Женщина не сразу поняла, что опасности нет.
— Извините, — сказала она, торопясь привести себя в порядок, явно смущенная тем, что ее застигли в таком состоянии. Тыльной стороной ладони отерла слюну, скопившуюся в уголках губ, поправила упавшие на лоб волосы, на самом деле всячески стараясь скрыть кровоподтек.
— Что с вами случилось? — спросил психолог.
— Не знаю, — ответила она. — Кажется, на меня напали.
Изумленный, Джербер вдумался в услышанное. Кто мог сотворить такое и почему?
— Это случилось утром, по дороге сюда?
— Нет, вчера вечером, после одиннадцати.
Джербер понял, что женщина провела здесь всю ночь. Он не стал задаваться вопросом, почему она не вернулась в гостиницу, ибо вспомнил старую пластинку, которая звучала на пустынных улицах Флоренции. «Простые радости».
— Не хотите рассказать мне, как это произошло?
— Я вышла из отеля «Пуччини», у меня кончились сигареты, хотела найти автомат. Опустился туман, густой-густой, и я, наверное, заблудилась. Немного погодя услышала рядом чьи-то шаги. Кто-то схватил меня, толкнул, опрокинул на землю. Я ударилась лицом, думала, что меня хотят ограбить, но нападавший убежал. Больше я ничего не помню. — Она помолчала. — Ах да, — добавила она, спохватившись. — Когда я пришла в себя, у меня в руке было это…
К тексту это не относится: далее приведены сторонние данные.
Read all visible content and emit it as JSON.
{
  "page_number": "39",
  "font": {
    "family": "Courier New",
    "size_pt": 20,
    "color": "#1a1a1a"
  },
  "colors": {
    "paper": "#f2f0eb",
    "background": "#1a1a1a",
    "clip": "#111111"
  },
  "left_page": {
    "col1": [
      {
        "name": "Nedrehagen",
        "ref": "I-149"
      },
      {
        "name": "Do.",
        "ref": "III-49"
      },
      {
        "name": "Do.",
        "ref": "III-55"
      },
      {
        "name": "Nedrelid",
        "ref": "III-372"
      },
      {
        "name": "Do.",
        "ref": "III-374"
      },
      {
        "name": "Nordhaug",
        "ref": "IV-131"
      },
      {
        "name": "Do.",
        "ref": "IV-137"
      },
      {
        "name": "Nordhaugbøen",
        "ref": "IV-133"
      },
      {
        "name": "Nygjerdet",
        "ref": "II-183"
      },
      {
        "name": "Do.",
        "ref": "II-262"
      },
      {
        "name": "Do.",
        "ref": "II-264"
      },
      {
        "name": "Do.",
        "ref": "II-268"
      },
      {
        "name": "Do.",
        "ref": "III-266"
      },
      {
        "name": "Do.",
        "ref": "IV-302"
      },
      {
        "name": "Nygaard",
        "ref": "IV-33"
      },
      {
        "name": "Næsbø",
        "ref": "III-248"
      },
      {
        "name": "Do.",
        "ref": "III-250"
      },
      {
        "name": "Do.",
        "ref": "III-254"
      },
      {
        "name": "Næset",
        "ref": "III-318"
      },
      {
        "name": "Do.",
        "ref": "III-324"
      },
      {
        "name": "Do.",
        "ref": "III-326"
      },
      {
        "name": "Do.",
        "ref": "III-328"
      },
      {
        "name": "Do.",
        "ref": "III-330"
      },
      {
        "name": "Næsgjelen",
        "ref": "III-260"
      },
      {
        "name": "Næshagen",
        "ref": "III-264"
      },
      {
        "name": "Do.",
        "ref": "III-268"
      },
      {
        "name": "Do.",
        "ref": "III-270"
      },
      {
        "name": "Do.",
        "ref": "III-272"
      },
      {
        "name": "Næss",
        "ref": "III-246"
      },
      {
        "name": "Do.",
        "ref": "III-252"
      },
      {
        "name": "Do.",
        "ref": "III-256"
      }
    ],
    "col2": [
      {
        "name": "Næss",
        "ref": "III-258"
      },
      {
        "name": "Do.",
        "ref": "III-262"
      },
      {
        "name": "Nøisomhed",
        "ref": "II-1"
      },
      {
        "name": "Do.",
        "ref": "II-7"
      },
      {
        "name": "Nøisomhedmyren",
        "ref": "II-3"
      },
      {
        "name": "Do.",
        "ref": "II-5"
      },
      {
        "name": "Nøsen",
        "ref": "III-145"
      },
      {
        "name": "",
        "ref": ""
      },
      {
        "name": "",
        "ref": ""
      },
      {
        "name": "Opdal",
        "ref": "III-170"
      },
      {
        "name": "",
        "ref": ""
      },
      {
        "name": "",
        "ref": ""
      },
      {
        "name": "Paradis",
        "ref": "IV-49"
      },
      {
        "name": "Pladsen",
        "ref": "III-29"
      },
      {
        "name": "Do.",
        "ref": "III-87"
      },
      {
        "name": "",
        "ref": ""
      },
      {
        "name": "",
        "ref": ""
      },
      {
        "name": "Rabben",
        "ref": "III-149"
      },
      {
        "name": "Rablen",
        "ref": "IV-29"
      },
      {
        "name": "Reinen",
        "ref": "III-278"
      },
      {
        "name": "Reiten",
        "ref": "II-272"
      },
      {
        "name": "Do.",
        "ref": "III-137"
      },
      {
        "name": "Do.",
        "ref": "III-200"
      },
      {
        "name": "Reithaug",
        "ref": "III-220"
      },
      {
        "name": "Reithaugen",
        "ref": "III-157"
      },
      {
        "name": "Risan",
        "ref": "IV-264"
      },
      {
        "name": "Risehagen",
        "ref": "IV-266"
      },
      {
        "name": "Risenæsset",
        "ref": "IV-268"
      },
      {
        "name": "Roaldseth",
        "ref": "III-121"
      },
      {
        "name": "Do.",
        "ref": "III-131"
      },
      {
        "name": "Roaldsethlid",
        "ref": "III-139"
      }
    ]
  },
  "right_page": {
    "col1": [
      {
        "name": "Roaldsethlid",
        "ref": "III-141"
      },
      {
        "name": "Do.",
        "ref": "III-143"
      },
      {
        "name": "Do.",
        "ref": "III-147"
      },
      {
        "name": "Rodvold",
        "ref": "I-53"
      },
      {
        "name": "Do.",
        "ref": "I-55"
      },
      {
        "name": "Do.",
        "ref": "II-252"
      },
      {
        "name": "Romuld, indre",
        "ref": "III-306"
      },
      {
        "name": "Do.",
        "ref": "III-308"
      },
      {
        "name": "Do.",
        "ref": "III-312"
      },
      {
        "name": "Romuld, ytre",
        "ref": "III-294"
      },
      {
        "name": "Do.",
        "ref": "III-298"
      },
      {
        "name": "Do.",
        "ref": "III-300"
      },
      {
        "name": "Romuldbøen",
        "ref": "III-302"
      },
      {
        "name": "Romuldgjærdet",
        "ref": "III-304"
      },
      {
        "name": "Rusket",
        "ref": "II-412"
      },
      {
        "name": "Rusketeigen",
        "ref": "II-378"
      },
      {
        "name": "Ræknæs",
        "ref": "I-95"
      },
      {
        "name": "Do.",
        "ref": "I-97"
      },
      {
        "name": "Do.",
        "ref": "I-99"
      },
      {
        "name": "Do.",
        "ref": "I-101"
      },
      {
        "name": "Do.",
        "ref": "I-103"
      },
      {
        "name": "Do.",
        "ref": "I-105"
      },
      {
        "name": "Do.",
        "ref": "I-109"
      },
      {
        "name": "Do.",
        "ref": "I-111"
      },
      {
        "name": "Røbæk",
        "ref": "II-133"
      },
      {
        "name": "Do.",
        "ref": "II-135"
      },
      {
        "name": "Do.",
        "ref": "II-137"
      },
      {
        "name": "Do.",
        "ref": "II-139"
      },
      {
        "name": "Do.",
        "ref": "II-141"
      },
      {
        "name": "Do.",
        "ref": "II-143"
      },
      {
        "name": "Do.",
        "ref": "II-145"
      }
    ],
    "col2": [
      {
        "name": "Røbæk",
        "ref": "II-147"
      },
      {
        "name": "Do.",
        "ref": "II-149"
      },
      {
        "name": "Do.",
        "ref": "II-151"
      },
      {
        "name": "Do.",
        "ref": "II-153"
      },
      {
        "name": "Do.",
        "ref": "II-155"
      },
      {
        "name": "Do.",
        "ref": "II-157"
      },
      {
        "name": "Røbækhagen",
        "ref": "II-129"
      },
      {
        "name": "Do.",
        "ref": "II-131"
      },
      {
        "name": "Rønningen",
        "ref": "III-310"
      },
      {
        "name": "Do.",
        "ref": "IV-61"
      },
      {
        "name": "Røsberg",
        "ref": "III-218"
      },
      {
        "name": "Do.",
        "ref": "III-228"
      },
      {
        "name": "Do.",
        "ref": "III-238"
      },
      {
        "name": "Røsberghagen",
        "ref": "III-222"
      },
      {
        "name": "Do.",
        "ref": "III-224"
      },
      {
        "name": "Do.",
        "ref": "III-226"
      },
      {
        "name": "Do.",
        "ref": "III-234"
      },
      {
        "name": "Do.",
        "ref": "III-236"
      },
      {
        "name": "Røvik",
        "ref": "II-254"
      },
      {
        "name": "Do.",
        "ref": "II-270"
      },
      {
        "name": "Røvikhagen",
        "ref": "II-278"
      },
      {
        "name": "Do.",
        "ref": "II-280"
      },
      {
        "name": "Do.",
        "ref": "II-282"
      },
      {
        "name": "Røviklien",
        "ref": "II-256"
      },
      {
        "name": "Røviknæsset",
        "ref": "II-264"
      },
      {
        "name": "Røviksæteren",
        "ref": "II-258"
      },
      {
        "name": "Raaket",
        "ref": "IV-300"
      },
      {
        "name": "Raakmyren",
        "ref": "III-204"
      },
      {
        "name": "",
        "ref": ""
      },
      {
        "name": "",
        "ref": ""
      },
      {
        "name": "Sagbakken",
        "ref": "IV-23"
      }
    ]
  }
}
Она раскрыла ладонь и показала Джерберу маленький предмет.
Черную пуговицу.
Психолог взял ее в руки, пристально рассмотрел. На ней даже оставалась оборванная нитка.
— Нужно пойти в полицию, — сказал он.
— Нет, — тотчас же ответила Ханна. — Пожалуйста, не надо, я не хочу!
Джербера поразила такая реакция, явно чрезмерная.
— Ладно, — согласился он. — Но давайте пройдем ко мне: нужно что-то сделать с этим синяком.
Он помог Ханне подняться, отпер дверь и повел ее по коридору. Вдобавок к шишке на голове Ханна хромала. Более того, складывалось впечатление, будто она до сих пор в шоке. Поддерживая ее, Джербер оказался очень близко, он чувствовал теплый запах, исходящий от неизменного черного свитера. Совсем не противный. В глубине, под дешевым мылом, потом и табаком, в нем таилась какая-то сладость. Пьетро усадил Ханну в кресло-качалку.
— Тошнота, головная боль?
— Нет, — отвечала она.
— Тем лучше, — заключил он. — Поищу что-нибудь, чтобы приложить к лицу.
Он спустился в бар на углу и вскоре вернулся с колотым льдом, завернутым в салфетку. Ханна курила свою первую «Винни», но, когда она подносила сигарету к губам, Джербер заметил, что рука у нее дрожит больше обычного.